GitLance exists to attract attention and give recognition to the talents and contributions of the world's best developers. We will release TOP lists for other programming languages ​​in the coming days and weeks, as well as various features, including personal profiles of developers, and over time, a freelance exchange of top-class professionals will appear. Stay in touch!


Translator's epilogue


Despite the fact that in the original article the details that were potentially interesting for the technical audience were not disclosed, in my opinion, the product itself turned out to be very curious and perhaps one of the first of its kind, so I decided to collect and translate that little information about it there is.


If you have heard about similar projects involved in the derivation of the criteria “programmer X is better than programmer Y” on the basis of different statistics, please share in the comments. It is also interesting, what do you think about this line of analysis?

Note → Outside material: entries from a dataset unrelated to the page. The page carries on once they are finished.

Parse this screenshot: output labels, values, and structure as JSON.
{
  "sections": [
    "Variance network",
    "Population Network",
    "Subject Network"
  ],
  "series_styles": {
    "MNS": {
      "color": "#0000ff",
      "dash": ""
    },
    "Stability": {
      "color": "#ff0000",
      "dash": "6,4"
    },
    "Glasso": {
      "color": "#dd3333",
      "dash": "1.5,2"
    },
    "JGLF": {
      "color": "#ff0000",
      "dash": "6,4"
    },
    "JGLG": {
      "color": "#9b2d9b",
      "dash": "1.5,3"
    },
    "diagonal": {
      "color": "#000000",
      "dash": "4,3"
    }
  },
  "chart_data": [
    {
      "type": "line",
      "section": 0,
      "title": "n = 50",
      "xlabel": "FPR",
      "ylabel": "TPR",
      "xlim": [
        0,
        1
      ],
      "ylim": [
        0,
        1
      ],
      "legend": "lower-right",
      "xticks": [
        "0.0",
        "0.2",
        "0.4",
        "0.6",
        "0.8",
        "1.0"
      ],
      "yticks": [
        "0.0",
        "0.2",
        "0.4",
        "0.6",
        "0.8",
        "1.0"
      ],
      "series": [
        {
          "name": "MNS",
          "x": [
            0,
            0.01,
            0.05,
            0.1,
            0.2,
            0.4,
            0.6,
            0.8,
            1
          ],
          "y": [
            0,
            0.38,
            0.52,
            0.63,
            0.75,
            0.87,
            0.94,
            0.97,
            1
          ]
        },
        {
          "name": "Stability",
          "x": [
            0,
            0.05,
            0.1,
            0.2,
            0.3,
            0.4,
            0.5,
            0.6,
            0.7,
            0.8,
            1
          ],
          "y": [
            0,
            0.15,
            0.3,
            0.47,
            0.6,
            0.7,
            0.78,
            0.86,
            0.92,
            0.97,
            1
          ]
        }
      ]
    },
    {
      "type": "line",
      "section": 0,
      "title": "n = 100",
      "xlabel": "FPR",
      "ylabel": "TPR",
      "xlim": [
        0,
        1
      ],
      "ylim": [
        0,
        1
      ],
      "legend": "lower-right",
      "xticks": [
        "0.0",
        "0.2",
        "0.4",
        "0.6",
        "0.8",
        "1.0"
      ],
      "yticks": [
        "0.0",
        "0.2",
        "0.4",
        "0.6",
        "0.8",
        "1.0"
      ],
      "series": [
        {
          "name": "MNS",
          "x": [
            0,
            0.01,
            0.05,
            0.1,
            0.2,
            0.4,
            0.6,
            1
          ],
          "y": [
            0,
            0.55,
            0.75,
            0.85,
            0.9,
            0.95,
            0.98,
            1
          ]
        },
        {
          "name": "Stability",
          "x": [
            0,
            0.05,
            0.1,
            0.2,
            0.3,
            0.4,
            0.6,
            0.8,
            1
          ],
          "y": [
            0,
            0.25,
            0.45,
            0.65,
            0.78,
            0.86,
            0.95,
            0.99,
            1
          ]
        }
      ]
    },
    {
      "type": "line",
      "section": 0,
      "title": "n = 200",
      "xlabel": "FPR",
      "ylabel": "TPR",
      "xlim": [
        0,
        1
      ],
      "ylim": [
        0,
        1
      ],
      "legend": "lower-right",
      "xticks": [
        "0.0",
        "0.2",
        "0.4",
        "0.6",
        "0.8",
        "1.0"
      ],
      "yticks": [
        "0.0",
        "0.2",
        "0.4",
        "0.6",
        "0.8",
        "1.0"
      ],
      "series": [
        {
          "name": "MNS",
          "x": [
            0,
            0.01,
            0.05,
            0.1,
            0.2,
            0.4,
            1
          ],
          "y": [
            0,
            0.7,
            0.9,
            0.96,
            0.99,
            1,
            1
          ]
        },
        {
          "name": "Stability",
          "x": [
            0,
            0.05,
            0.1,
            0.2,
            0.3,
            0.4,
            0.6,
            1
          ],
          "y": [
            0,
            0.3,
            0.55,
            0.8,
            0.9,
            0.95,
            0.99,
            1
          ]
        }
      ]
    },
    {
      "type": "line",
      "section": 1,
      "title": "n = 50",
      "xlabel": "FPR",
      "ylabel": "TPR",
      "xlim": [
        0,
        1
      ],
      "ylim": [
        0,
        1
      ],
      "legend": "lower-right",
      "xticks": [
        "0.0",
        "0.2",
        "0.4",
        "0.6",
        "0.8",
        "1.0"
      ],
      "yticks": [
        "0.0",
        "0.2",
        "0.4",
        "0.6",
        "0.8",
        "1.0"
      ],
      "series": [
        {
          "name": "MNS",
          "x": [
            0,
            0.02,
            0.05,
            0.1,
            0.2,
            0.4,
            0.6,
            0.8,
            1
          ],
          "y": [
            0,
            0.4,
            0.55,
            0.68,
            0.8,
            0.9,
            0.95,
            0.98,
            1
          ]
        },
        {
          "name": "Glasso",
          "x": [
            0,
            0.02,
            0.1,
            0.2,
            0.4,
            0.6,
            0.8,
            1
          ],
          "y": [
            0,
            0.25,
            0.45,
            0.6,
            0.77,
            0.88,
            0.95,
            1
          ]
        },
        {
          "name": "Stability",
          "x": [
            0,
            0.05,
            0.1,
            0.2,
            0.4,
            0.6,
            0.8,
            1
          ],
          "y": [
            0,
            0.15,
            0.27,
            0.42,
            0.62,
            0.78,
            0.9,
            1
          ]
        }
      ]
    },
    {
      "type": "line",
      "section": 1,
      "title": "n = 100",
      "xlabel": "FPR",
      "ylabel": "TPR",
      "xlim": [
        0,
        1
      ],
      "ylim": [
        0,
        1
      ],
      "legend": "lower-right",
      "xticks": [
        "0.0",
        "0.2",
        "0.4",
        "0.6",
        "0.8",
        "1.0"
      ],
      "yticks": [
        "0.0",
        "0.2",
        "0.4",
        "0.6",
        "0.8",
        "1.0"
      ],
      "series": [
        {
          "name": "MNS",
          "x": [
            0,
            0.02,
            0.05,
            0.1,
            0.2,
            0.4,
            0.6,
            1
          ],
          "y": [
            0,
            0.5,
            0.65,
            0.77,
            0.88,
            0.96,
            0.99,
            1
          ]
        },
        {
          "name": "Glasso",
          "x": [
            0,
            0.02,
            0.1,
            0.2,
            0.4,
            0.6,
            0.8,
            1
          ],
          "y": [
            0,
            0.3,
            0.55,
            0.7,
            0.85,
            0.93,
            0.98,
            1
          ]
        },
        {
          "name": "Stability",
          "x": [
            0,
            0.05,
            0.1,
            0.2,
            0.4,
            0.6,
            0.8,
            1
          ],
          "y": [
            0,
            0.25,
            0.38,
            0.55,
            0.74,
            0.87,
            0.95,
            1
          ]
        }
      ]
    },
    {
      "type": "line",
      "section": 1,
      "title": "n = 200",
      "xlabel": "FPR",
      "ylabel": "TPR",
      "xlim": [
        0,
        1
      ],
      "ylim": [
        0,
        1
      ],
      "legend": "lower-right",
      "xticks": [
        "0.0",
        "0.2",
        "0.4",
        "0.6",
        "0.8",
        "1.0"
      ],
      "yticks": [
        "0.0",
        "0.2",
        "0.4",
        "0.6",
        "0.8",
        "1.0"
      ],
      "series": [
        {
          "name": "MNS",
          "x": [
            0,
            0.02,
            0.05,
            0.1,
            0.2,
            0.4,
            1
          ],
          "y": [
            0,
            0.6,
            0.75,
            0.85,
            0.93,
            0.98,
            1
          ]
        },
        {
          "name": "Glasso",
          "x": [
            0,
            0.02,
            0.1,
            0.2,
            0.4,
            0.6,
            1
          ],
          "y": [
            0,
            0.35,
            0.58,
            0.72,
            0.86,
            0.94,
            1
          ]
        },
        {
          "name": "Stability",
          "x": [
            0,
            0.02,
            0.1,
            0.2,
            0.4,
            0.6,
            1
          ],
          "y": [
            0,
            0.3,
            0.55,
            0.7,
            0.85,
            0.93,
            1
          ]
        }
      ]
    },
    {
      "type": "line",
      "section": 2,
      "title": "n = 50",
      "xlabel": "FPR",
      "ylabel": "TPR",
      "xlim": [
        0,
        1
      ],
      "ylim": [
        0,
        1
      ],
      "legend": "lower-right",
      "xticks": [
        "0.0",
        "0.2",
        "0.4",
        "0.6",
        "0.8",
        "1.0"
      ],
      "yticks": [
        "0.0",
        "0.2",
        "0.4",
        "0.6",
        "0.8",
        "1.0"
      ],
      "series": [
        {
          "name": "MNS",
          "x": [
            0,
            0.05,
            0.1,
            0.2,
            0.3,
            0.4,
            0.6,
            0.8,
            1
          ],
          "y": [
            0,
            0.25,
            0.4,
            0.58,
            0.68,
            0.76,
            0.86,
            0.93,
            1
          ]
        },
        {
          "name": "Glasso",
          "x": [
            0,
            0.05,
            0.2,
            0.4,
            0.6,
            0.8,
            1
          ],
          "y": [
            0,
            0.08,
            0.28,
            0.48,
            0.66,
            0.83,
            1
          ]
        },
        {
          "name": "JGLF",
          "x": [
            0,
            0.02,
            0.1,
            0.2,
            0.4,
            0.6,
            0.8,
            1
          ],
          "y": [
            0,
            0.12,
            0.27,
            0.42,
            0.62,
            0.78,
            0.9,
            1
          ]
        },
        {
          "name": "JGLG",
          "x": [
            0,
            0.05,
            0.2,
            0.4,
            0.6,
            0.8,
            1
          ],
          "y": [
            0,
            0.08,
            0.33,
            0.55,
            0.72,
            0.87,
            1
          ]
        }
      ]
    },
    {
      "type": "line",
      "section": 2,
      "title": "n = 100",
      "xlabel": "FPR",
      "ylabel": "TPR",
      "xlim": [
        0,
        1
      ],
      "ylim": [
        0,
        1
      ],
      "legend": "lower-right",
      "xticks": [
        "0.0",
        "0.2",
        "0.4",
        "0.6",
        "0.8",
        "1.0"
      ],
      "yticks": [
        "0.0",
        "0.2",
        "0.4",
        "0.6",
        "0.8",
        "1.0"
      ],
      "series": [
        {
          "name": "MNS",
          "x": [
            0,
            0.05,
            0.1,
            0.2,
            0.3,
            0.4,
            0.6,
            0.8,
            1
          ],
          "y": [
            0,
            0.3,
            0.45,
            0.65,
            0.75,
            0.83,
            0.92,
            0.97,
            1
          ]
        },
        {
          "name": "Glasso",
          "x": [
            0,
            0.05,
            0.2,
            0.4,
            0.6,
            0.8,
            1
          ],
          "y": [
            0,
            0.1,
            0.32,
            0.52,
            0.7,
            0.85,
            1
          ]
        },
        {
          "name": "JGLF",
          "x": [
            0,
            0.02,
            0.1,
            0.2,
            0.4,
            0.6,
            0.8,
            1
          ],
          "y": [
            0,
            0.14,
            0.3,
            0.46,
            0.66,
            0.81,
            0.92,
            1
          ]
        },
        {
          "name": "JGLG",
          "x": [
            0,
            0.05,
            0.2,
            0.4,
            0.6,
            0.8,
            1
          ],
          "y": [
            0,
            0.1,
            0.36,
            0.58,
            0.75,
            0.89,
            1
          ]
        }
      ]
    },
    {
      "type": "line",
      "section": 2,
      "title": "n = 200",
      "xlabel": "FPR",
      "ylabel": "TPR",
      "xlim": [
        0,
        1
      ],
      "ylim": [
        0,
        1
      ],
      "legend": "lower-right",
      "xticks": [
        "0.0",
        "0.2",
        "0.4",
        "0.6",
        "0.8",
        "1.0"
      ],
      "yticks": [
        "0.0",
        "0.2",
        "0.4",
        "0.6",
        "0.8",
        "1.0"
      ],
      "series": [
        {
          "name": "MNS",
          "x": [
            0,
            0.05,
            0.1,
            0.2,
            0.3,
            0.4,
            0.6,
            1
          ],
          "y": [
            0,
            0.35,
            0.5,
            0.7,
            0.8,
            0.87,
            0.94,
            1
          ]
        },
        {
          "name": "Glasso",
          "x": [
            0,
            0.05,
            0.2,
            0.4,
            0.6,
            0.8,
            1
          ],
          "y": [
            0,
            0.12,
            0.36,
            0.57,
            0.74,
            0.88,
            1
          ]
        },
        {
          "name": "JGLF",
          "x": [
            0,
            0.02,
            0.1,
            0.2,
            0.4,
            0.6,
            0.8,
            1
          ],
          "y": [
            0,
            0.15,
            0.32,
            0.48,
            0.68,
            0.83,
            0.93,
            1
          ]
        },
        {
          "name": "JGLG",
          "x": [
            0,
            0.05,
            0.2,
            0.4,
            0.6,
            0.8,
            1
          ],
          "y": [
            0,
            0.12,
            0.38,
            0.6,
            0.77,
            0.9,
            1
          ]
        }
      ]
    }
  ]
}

Can an automated analysis of professional skills become a self-evident in recruiting, and will there be more harm than good from this?


In any case, GitLance represents only one of the possible systems for assessing the professionalism of a developer, and so far very limited - it analyzes the popularity of your open source products among other developers. What it can be for you: another unnecessary product, a ruler for measuring dignity, is undoubtedly professional at home and with colleagues, or a tool for monitoring well-known people in narrow circles — this is up to you.


PS According to personal observations, the data there is updated about once a month, so that sometimes you can go there for fresh ratings.